Gains in fee income help fuel increase

October 18, 2001|By Bill Atkinson | Bill Atkinson,SUN STAFF

Provident Bankshares Corp.'s profit rose 27 percent in the third quarter, driven by gains in income from checking accounts and deposit service fees, tight expenses and less money set aside for problem loans.

The state's second-largest independently owned banking company made $10.8 million in the quarter that ended Sept. 30, compared with $8.5 million in the corresponding period a year earlier.

Provident made 41 cents per diluted share, up 32 percent, compared with 31 cents per diluted share a year earlier. The results met Wall Street analysts' estimates.

"We are pleased with it," said Peter M. Martin, chairman and chief executive of the Baltimore-based banking company. "It was plain vanilla, and that is good."

Shares of Provident closed at $20.34, up 34 cents.

The third-quarter results contrast sharply with Provident's second-quarter earnings. Profit in that quarter fell 11.3 percent because of $3.4 million in losses and charges related to bad second-mortgage loans, most of which the bank bought from an out-of-state company.

Provident was forced to restate earnings for the first quarter of this year and for all of last year after an internal review of its second-mortgage loan portfolio.

"I don't know that it [the third-quarter results] has me jumping up and down with excitement, but it looks like a step in the right direction," said David M. West, an analyst at Richmond, Va.-based Davenport & Co. "All in all, it looks like a decent quarter to get them back on track a bit."

Profit in the quarter was propelled by a 15.7 percent increase in non-interest income - income from fees banks charge customers for services - totaling $19.8 million, compared with $17.1 million in the third quarter in 2000. The bank also kept a lid on expenses, which rose 2.3 percent to $36.6 million in the quarter from a year ago.

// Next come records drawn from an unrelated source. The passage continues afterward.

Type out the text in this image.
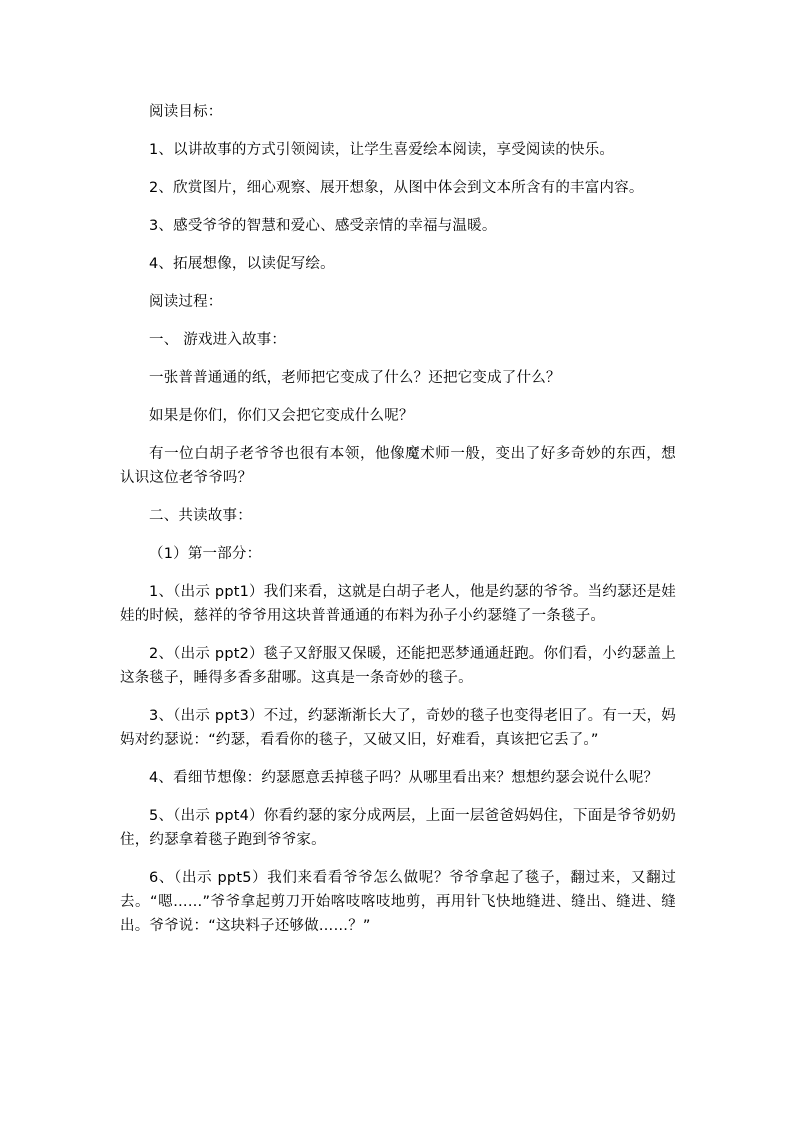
阅读目标：

1、以讲故事的方式引领阅读，让学生喜爱绘本阅读，享受阅读的快乐。

2、欣赏图片，细心观察、展开想象，从图中体会到文本所含有的丰富内容。

3、感受爷爷的智慧和爱心、感受亲情的幸福与温暖。

4、拓展想像，以读促写绘。

阅读过程：

一、 游戏进入故事：

一张普普通通的纸，老师把它变成了什么？还把它变成了什么？

如果是你们，你们又会把它变成什么呢？

有一位白胡子老爷爷也很有本领，他像魔术师一般，变出了好多奇妙的东西，想认识这位老爷爷吗？

二、共读故事：

（1）第一部分：

1、（出示 ppt1）我们来看，这就是白胡子老人，他是约瑟的爷爷。当约瑟还是娃娃的时候，慈祥的爷爷用这块普普通通的布料为孙子小约瑟缝了一条毯子。

2、（出示 ppt2）毯子又舒服又保暖，还能把恶梦通通赶跑。你们看，小约瑟盖上这条毯子，睡得多香多甜哪。这真是一条奇妙的毯子。

3、（出示 ppt3）不过，约瑟渐渐长大了，奇妙的毯子也变得老旧了。有一天，妈妈对约瑟说：“约瑟，看看你的毯子，又破又旧，好难看，真该把它丢了。”

4、看细节想像：约瑟愿意丢掉毯子吗？从哪里看出来？想想约瑟会说什么呢？

5、（出示 ppt4）你看约瑟的家分成两层，上面一层爸爸妈妈住，下面是爷爷奶奶住，约瑟拿着毯子跑到爷爷家。

6、（出示 ppt5）我们来看看爷爷怎么做呢？爷爷拿起了毯子，翻过来，又翻过去。“嗯……”爷爷拿起剪刀开始喀吱喀吱地剪，再用针飞快地缝进、缝出、缝进、缝出。爷爷说：“这块料子还够做……？”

Another boost to the bottom line was that Provident set aside $2.1 million for potential problem loans in the quarter, compared with $7.3 million a year earlier.

Provident wrote off $2.7 million in loans in the quarter, compared with $10.4 million a year ago. Its nonperforming loans - loans generally past due 90 days on either principal or interest payments - totaled $28.8 million as of Sept. 30, down 7.9 percent from a year earlier.

During the first nine months of the year, Provident made $29 million, or $1.08 per diluted share, compared with $28.7 million, or $1.02 per diluted share, a year ago.

Provident executives have been restructuring the bank to focus more closely on a "core business" that stresses offering products and loans to consumers and small and medium-size companies in the Baltimore-Washington area. At the same time, they have been reducing the amount of deposits and loans the company buys from other financial institutions.

As a result, Provident's assets fell 11.7 percent to $5 billion at the end of the quarter. The company's amount of outstanding loans slipped 14 percent to $2.9 billion, and deposits were down 14.6 percent to $3.4 billion.

But there was strong growth in the company's core businesses, Provident said. The amount of loans to consumers jumped more than 100 percent with $74.2 million in new loans being booked in the quarter. Also, more than 20,000 retail checking accounts were opened during the three-month period. "I think this company does have the potential to decrease in size and improve in profitability," West said.